½ cup minced fresh flat-leaf parsley

¼ cup snipped fresh chives

1 tablespoon minced fresh marjoram or oregano (or 1 ½ teaspoons dried marjoram or oregano, crumbled)

1. Preheat the broiler and arrange the broiler rack 4 inches from the heat source. Cover a rimmed baking sheet with aluminum foil. Place a sieve over a large bowl.

2. For the clams, heat ¼ cup of the olive oil in a large, heavy-bottomed saucepan over medium heat. While the oil is heating, thinly slice 2 of the garlic cloves. When the oil is hot, add the sliced garlic, clams and red pepper flakes to the pan. Cook, stirring constantly, for 30 seconds, then add the wine and lemon juice.

3. Cover and cook, occasionally shaking the pot back and forth across the burner to redistribute the clams, until they begin to open, 2 to 3 minutes. Stir well, cover and cook until all the clams open, 1 to 2 minutes more. Pour the clams and juice into the sieve.

4. When the clams are cool enough to handle, loosen the clam flesh (but keep the clams in their shells) and arrange the clams over the prepared baking sheet.
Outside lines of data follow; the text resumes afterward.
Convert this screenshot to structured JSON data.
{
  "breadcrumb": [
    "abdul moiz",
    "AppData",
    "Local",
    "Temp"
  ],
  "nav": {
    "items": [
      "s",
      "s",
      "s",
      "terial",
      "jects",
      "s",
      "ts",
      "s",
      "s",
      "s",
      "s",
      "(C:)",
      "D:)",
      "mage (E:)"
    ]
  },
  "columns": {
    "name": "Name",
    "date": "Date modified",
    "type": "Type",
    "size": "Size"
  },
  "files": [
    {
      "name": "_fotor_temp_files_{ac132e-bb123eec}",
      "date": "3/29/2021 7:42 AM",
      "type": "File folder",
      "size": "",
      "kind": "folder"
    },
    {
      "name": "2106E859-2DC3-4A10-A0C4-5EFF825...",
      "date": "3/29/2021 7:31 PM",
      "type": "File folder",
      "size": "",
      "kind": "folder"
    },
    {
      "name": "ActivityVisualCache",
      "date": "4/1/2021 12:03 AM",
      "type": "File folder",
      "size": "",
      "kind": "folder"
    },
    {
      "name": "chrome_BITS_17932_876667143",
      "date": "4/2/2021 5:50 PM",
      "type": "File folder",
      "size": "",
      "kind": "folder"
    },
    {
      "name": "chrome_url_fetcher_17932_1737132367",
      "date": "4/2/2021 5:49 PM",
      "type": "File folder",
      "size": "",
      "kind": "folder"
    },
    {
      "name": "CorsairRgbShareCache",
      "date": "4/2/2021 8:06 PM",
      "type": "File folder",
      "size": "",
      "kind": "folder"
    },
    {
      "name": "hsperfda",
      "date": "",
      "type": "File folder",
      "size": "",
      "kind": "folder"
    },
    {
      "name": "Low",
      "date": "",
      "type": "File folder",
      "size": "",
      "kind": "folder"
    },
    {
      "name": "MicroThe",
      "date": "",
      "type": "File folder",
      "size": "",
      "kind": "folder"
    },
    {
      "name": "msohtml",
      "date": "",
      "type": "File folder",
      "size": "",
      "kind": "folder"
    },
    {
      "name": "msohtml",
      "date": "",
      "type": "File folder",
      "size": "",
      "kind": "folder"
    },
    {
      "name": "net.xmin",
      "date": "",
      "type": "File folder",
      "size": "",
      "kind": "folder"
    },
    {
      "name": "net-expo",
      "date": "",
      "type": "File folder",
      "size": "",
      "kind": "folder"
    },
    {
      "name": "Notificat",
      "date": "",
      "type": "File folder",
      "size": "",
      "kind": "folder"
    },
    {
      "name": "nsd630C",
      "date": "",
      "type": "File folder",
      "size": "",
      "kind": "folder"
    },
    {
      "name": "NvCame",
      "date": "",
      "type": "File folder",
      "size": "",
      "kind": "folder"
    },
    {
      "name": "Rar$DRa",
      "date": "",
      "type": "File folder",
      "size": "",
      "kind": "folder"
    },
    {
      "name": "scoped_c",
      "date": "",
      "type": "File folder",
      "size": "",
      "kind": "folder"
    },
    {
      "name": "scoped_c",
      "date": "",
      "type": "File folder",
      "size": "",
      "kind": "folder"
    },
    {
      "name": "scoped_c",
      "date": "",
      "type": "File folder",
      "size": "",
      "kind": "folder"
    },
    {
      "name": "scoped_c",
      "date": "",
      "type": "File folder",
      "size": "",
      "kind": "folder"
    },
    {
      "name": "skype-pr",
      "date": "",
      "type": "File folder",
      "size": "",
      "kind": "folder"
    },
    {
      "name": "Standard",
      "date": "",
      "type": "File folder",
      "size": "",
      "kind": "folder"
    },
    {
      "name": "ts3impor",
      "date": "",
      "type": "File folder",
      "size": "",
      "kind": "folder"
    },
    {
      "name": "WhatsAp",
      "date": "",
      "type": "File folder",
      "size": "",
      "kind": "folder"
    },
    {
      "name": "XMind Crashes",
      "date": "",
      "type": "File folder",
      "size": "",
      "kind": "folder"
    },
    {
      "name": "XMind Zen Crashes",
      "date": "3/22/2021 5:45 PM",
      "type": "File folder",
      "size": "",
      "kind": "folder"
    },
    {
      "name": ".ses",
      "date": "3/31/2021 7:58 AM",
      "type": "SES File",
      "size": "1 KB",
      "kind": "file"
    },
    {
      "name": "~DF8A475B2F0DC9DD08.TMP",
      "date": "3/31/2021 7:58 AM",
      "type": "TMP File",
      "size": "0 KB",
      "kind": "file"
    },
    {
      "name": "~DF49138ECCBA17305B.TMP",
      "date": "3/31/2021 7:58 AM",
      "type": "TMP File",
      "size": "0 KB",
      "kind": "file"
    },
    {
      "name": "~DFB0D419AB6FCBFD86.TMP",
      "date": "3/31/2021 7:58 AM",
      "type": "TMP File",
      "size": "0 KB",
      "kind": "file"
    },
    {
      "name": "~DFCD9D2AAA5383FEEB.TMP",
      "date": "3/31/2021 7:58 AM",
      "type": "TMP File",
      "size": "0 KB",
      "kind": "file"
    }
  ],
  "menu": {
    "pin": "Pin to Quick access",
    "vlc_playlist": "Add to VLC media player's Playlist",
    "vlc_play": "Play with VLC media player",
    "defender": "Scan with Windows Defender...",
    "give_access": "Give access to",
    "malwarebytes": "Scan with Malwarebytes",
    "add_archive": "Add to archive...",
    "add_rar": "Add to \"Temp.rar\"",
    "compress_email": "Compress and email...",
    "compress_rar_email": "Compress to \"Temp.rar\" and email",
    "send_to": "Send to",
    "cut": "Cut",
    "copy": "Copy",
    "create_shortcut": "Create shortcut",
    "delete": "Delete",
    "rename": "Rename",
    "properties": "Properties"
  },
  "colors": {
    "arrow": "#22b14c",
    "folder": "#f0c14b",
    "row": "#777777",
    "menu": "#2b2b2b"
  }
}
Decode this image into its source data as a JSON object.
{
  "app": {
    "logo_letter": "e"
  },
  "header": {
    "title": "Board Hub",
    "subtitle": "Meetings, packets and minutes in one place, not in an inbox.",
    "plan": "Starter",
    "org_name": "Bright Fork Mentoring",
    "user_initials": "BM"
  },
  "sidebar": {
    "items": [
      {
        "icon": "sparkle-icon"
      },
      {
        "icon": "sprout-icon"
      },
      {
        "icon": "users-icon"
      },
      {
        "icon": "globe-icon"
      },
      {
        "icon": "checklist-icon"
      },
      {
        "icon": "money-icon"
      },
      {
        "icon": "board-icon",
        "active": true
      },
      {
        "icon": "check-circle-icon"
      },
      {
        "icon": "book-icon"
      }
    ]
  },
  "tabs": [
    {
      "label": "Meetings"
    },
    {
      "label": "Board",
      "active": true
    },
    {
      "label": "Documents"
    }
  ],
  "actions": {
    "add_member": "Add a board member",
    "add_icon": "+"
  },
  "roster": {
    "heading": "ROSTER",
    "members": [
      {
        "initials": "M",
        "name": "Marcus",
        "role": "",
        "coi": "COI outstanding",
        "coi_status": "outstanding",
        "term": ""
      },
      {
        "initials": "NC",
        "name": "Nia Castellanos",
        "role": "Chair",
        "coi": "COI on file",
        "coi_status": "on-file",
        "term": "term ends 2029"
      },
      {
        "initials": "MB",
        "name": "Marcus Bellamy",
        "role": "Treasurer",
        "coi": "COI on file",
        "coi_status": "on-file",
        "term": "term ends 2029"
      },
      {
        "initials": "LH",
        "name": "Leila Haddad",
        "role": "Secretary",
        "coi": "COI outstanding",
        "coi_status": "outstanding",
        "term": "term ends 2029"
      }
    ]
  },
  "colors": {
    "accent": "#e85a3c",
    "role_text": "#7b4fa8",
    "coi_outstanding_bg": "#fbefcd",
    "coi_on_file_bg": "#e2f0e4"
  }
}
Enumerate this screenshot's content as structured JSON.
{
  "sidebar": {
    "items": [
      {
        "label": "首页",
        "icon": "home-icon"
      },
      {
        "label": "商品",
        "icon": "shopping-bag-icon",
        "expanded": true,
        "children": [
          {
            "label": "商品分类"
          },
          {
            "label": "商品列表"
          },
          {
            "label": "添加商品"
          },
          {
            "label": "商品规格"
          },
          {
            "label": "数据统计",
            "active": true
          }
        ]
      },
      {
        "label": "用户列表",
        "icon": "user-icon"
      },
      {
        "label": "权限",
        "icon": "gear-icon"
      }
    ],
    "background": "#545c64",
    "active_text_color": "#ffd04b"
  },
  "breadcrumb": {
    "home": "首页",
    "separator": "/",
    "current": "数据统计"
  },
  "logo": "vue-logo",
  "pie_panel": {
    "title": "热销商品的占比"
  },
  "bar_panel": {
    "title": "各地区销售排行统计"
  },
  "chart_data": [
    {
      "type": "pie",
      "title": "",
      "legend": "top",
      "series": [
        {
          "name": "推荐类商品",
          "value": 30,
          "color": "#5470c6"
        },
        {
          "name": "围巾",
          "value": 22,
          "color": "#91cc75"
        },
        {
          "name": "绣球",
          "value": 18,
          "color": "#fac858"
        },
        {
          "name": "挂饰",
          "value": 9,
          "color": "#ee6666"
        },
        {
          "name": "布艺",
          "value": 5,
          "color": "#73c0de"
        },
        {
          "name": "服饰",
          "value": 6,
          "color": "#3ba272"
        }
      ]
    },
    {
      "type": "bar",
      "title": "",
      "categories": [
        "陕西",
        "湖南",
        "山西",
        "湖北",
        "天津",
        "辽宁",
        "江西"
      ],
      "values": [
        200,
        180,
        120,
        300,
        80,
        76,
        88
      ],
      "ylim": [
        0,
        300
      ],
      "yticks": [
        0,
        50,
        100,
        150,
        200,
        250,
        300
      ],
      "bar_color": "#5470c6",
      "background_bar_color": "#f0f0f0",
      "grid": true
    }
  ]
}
Discard the juice or strain and save it for another use.

5. In a large, heavy-bottomed skillet heat the butter with the remaining ¼ cup of olive oil over medium heat. Thinly slice the remaining 4 garlic cloves, add to the skillet and cook, stirring occasionally, until pale golden in color, 3 to 4 minutes. Carefully add the bread crumbs (which may bubble up) and cook, stirring constantly until the bread crumbs reduce and turn golden, 3 to 4 minutes. Turn the heat off and add the Parmesan, parsley, chives and marjoram. Stir until the herbs and cheese are completely incorporated.

6. Press a heaping teaspoon of bread crumbs into each clam shell until completely covered.

7. Broil until the crumbs turn crisp and golden brown, 3 to 4 minutes. Transfer the clams to a large platter and serve immediately.

Note: To make fresh bread crumbs, tear slices of white or whole-wheat bread into chunks, place them in a food processor and pulse until crumbs of the desired size form.